It's true.
33% of men and 9% of women have a criminal record. (The figures in the linked article are from a few years back, but they haven't changed much since. I linked to that page because it has a better breakdown and analysis than any that I've seen with more recent numbers.)
I genuinely don't know what to think about this. I am in my 50s and I don't know anyone with a criminal record (or at least, that I know of). But over the years I have been exposed to a variety of worlds that are, shall we say, less salubrious than my upbringing was, so while 33% of men still seems like a lot, finding that out didn't cause me to keel over in astonishment. (Maybe there is some kind of huge divide, between people who are reading this thinking "Only 33% of men? Round here they're all scrotes", and others who are in fact keeling over in astonishment.)
I learned about these numbers a while ago, but the topic popped into my brain when reading the recent thread about the farmer who shot a burglar. It seems to me that when such a big percentage of society consists of people who transgress against the rules (and of course, to get a criminal record you have to get caught, so the percentage of scrotes offenders is probably even higher), them maybe we have to accept at some level that criminality is part of the background noise of life, like road accidents and heart attacks, rather than something committed by a very tiny minority who we can afford to slag off and then ignore. It turns out that a large part of the population has at least some ambivalence about criminality, to the point that they took part in it themselves.

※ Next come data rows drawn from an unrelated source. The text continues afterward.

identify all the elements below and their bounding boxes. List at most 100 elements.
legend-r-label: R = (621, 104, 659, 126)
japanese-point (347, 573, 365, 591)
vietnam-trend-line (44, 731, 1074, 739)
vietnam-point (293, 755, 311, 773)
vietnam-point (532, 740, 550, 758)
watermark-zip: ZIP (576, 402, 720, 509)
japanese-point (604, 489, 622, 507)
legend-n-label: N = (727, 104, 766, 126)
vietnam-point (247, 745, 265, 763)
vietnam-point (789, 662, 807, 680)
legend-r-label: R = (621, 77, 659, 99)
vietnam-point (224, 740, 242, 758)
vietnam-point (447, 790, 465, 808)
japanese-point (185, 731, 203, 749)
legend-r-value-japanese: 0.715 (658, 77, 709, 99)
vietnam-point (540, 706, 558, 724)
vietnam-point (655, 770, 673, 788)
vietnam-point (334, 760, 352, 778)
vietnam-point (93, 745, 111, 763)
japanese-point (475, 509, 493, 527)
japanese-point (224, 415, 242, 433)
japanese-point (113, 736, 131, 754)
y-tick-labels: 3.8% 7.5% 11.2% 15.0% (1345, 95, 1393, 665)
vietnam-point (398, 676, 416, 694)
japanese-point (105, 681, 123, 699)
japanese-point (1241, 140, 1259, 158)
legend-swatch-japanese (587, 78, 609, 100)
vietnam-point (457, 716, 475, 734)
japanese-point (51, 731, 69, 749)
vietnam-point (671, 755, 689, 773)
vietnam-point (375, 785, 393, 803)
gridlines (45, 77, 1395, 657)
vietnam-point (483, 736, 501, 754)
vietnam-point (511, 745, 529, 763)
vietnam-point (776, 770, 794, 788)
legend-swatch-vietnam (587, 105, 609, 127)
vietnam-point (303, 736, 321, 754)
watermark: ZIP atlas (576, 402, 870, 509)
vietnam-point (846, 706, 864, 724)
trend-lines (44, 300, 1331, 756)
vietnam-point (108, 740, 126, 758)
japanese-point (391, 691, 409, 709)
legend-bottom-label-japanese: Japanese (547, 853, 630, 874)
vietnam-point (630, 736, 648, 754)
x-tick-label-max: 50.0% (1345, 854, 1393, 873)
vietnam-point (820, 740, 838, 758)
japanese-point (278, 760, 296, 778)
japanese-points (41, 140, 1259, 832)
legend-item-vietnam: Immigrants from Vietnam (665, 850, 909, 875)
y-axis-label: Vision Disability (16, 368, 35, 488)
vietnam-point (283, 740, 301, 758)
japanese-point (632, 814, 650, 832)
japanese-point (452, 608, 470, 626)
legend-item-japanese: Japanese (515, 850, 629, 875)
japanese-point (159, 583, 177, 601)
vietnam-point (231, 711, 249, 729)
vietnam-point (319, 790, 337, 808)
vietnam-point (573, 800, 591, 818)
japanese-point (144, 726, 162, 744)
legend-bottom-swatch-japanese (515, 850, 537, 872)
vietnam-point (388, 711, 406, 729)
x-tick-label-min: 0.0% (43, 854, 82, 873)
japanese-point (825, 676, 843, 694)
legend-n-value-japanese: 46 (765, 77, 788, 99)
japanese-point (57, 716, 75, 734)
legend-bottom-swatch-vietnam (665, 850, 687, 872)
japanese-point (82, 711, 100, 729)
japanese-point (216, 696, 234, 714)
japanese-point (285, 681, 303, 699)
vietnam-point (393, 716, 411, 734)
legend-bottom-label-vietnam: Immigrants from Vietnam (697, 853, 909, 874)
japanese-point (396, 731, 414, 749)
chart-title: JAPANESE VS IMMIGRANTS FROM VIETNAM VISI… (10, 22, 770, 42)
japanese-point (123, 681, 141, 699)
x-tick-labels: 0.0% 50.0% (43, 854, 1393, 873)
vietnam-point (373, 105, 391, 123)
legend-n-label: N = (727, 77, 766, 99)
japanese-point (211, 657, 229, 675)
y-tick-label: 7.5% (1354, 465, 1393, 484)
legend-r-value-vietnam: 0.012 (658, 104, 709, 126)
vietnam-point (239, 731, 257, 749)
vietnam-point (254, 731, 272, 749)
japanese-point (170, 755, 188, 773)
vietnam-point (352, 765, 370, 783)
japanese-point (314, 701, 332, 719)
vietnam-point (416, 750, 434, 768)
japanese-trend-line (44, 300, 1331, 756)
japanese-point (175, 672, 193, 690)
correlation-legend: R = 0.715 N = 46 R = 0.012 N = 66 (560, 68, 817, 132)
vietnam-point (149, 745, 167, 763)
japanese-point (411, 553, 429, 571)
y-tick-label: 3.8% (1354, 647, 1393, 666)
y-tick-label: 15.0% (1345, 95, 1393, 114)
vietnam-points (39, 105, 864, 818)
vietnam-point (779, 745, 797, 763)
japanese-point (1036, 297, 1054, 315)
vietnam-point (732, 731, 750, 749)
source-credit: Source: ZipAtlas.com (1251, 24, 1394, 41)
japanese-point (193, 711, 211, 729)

Even if they regret it today, they know what it's like to set out to do something sufficiently illegal to get you arrested. It feels like the old joke that if you owe the bank a thousand pounds then you have a problem, but if you owe the bank a billion pounds then the bank has a problem.
For the avoidance of doubt, this is not to justify crime, or to suggest that I would not cheerfully strangle whoever nicked my bag a few months back (they can keep the cash, but replacing all the documents was a task that made me want to cut off my hand). It's just to try and make sense of the idea that a huge percentage of the people in the same supermarket or on the same holiday flight as me have at some point been in trouble with the law for something other than a motoring offence, and what that might tell us about our society. And again, I honestly don't know what to think about it.